Seems like this method cannot work....Can someone offer suggestions on how to fix this

Answer 1

It is an overkill, but I think it is an interesting one. $C^0(0,1)\subset L^2(0,1)$, hence we may assume that the functions we are dealing with have a Fourier-Legendre expansion in terms of shifted Legendre polynomials: they give an orthogonal complete base of $L^2(0,1)$ with respect to the usual inner product and by assuming $$ f(x)=\sum_{n\geq 0}c_n P_n(2x-1)\tag{1} $$ we have, by Parseval's identity: $$ \| f \|_2 = \sqrt{\sum_{n\geq 0}\frac{c_n^2}{2n+1}}\tag{2} $$ so it is enough to work in $\ell^2$. We may notice that: $$ \sum_{n\geq 0}\frac{(a_n+b_n)^2}{2n+1}=\sum_{n\geq 0}\frac{a_n^2}{2n+1}+\sum_{n\geq 0}\frac{b_n^2}{2n+1}+2\sum_{n\geq 0}\frac{a_n b_n}{2n+1}\tag{3}$$ but due to the Cauchy-Schwarz inequality: $$ \left|\sum_{n\geq 0}\frac{a_n b_n}{2n+1}\right|\leq \sqrt{\left(\sum_{n\geq 0}\frac{a_n^2}{2n+1}\right)\cdot\left(\sum_{n\geq 0}\frac{b_n^2}{2n+1}\right)}\tag{4} $$ so, by $(3)$, $$ \| a+b \|_{\ell^2} \leq \| a\|_{\ell^2}+\| b \|_{\ell^2}\tag{5} $$ and that proves: $$ \| f+g \|_{L^2} \leq \| f\|_{L^2}+\| g \|_{L^2}\tag{6} $$ as wanted.

Answer 2

Verify that:

$$\|f\|_2 = \left( \int_0^1 |f(x)|^2 dx \right)^{1/2}$$

is a norm on $C([0,1])$ (hint for the triangle inequality: use the C-S inequality)
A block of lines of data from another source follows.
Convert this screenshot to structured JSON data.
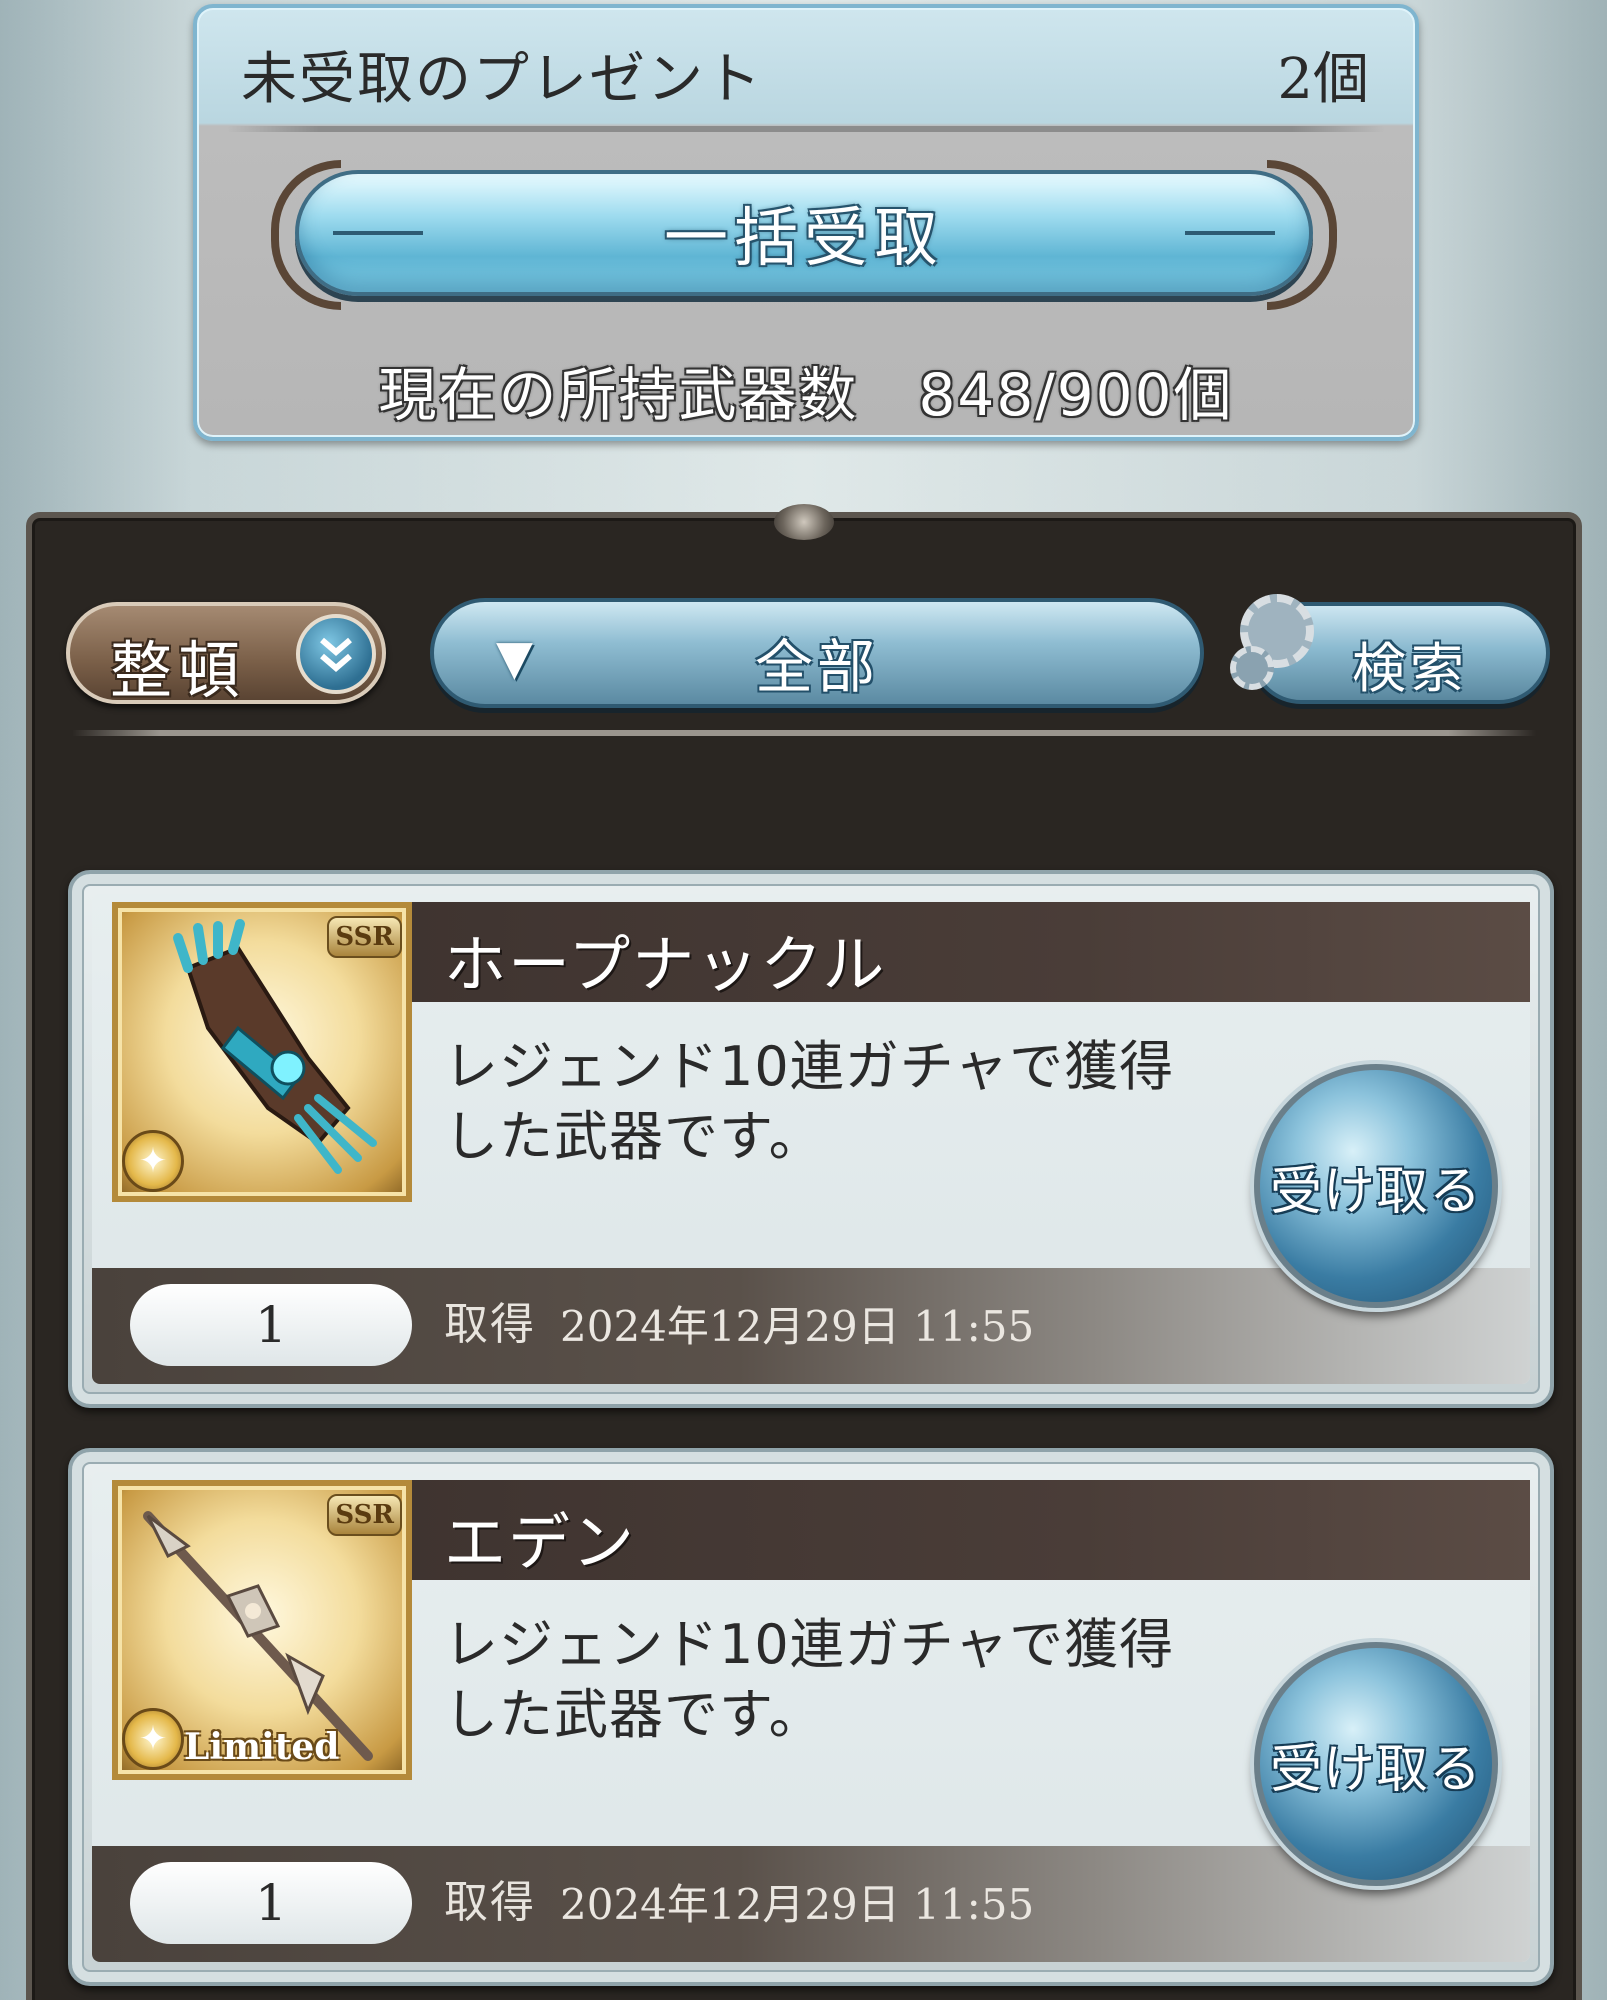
{
  "present_header": {
    "title": "未受取のプレゼント",
    "count": "2個",
    "bulk_receive_label": "一括受取",
    "weapon_count_text": "現在の所持武器数　848/900個"
  },
  "toolbar": {
    "sort_label": "整頓",
    "filter_label": "全部",
    "search_label": "検索"
  },
  "presents": [
    {
      "name": "ホープナックル",
      "rarity": "SSR",
      "limited_label": "",
      "description": "レジェンド10連ガチャで獲得した武器です。",
      "quantity": "1",
      "acquired_label": "取得",
      "acquired_date": "2024年12月29日 11:55",
      "receive_label": "受け取る"
    },
    {
      "name": "エデン",
      "rarity": "SSR",
      "limited_label": "Limited",
      "description": "レジェンド10連ガチャで獲得した武器です。",
      "quantity": "1",
      "acquired_label": "取得",
      "acquired_date": "2024年12月29日 11:55",
      "receive_label": "受け取る"
    }
  ],
  "icons": {
    "sort_toggle": "double-chevron-down-icon",
    "filter_arrow": "triangle-down-icon",
    "search": "gear-icon",
    "element_badge": "light-element-icon"
  },
  "colors": {
    "accent_blue": "#5fb5d4",
    "panel_dark": "#2a2622",
    "gold": "#c89a44"
  }
}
Now $d_2(x,y) = \|x - y\|_2$, hence it is a metric

Answer 3

First, let's show that $||f||_2 = \sqrt{\int_{[0,1]} f(x)^2 dx}$ is a norm. I will only prove that it satisfies the triangle inequality for norms: $$ ||f + g||_2 \leq ||f||_2 + ||g||_2. $$ This follows from noting that the scalar product $$ (f, g) = \int_{[0,1]} f(x) g(x) dx $$ satisfies the Cauchy-Schwarz inequality: https://en.wikipedia.org/wiki/Triangle_inequality#Normed_vector_space

Now, $$ d_2(f, g) = ||f - g||_2 = ||(f - h) + (h - g)||_2 \leq ||f - h||_2 + ||h - g||_2 = d_2(f, h) + d_2(h, g). $$